Concernant les événements qui ont secoué la Tunisie et l’Egypte, il relativise : «Il ne s'agit pas de révolutions». Avant d’agiter la menace islamiste pour ces deux pays : «nous avons commis la même maladresse en Algérie lors de la formidable insurrection d'octobre 1988. N'ayant pas de guides avertis pour nous éviter les nasses de la récupération et parer aux failles de notre inadvertance, nous avons applaudi la proclamation de la démocratie et du multipartisme pour déchanter quelques années plus tard sous le tsunami islamiste. Je ne souhaiterais pas que cette catastrophe s'opère en Tunisie et en Egypte». Comprendre : l’Occident ne doit pas trop soutenir les révolutions actuelles dans le monde arabe car elles risquent de déboucher sur une prise de pouvoir par les islamistes.

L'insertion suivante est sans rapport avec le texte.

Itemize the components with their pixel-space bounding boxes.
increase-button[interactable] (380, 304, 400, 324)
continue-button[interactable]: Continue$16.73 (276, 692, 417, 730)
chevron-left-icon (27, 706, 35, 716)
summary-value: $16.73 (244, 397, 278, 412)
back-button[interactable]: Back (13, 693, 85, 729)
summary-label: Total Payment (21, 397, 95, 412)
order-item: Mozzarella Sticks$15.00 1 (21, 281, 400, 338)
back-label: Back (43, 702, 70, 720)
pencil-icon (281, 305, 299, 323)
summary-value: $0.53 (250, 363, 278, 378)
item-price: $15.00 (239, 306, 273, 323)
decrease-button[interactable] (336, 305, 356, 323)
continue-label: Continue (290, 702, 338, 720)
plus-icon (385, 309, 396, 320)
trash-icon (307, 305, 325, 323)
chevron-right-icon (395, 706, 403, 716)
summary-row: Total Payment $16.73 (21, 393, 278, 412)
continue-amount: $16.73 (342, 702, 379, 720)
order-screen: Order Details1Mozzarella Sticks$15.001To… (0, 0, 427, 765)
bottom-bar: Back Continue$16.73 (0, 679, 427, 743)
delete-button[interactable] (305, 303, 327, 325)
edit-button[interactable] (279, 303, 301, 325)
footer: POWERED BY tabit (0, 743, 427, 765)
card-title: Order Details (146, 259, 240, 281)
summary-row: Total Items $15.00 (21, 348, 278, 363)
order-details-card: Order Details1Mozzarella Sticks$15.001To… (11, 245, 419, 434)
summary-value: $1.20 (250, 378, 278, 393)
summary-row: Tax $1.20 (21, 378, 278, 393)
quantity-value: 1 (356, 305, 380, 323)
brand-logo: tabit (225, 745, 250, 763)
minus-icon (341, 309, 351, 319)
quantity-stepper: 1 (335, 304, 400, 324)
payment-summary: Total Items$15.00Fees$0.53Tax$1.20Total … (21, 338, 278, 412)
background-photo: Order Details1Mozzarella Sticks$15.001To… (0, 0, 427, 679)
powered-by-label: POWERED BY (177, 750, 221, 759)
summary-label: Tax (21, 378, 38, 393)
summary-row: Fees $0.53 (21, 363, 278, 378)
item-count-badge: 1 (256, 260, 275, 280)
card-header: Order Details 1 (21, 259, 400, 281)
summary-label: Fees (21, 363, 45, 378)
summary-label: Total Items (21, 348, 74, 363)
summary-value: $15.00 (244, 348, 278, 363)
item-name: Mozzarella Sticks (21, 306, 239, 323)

Enfin, Yasmina Khadra exclut un soulèvement en Algérie. Selon lui, «malgré la corruption généralisée, le chômage, la paupérisation galopante et le manque de perspectives pour la jeunesse et les nouveaux diplômés, il n'y aura pas d'insurrections». Avant d’expliquer : «les gouvernements en place (ndlr : en Algérie, au Maroc et en Jordanie) vont promettre d'introduire de vastes et urgentes réformes pour satisfaire les revendications de leur peuple et continueront de ne pas comprendre que c'est l'alternance que la nation exige. Le bras de fer sera flexible, mais personne ne pourrait prévoir la réaction populaire à court terme. Une chose est certaine, grâce à ce qui se passe en Tunisie et en Egypte, les peuples savent désormais où sont leurs vraies forces. Plus rien ne sera comme avant».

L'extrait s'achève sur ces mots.